- Type: Air force exercise
- Planned by: Pakistan Air Force
- Objective: Enhance combat readiness, provide realistic training in air combat and counter-terrorism operations
- Date: October 2017 – present

= ACES Meet =

International air exercise

ACES Meet is an international air exercise hosted and organised by the Pakistan Air Force, which aims to improve the combat preparedness of air forces by providing them with realistic training in air combat and counterterrorism operations. Participants in the exercise include contingents from several air forces throughout the world, including combat pilots and ground support troops with their fighter aircraft.

==Background==
During ACES Meet, air forces from many nations may share knowledge and expertise in counterterrorism operations, improving their operational readiness and fighting capability.
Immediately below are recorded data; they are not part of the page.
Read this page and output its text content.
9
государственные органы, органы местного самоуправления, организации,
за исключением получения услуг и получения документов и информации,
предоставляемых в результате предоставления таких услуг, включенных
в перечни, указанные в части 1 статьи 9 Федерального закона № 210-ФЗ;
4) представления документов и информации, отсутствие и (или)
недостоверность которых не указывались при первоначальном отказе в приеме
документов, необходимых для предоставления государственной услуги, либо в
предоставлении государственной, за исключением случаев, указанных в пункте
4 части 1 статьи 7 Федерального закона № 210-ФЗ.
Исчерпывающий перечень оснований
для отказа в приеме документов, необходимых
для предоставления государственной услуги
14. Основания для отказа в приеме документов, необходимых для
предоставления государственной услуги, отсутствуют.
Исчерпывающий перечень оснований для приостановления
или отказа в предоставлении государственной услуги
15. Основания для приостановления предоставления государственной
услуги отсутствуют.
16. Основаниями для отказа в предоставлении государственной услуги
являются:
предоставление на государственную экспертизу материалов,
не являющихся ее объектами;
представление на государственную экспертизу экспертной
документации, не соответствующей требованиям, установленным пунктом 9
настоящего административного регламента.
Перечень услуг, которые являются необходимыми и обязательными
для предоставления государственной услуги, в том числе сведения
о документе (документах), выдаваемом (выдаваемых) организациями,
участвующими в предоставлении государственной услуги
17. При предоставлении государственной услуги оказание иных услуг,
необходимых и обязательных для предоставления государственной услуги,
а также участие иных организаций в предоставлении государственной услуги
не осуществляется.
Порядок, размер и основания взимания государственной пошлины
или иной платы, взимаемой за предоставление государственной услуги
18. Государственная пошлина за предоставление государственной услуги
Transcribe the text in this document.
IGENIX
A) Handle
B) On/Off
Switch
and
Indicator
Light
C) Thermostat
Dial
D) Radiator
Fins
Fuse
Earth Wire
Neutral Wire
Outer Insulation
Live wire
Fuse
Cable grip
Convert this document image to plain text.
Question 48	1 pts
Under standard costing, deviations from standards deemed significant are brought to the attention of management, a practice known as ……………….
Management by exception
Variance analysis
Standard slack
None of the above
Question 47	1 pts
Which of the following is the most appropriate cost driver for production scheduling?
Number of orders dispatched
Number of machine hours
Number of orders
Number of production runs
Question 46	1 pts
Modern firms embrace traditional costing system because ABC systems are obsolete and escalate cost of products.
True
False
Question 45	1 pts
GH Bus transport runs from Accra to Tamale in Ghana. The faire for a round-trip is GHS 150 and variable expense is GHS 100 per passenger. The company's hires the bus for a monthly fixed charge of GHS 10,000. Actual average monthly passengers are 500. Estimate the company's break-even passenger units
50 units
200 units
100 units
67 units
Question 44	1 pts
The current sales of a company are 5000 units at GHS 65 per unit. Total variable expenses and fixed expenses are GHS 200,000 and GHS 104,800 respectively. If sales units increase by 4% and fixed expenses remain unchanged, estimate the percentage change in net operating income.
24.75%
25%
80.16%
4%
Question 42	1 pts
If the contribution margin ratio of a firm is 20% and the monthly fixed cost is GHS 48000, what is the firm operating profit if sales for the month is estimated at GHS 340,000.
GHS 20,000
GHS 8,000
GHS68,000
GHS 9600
The exercise strengthens the links of comradeship and professional competence among the participating air forces by encouraging friendship and collaboration.

==ACES Meet-2017==
With participation from the Turkish Air Force and the Royal Saudi Air Force, the first ACES Meet-2017 sought to mimic modern air combat strategies while leveraging contemporary training aids.

==ACES Meet 2021-2==
ACES Meet 2021–2, in which the Pakistani and Turkish air forces actively engaged while the British and Uzbek air forces watched from the sidelines.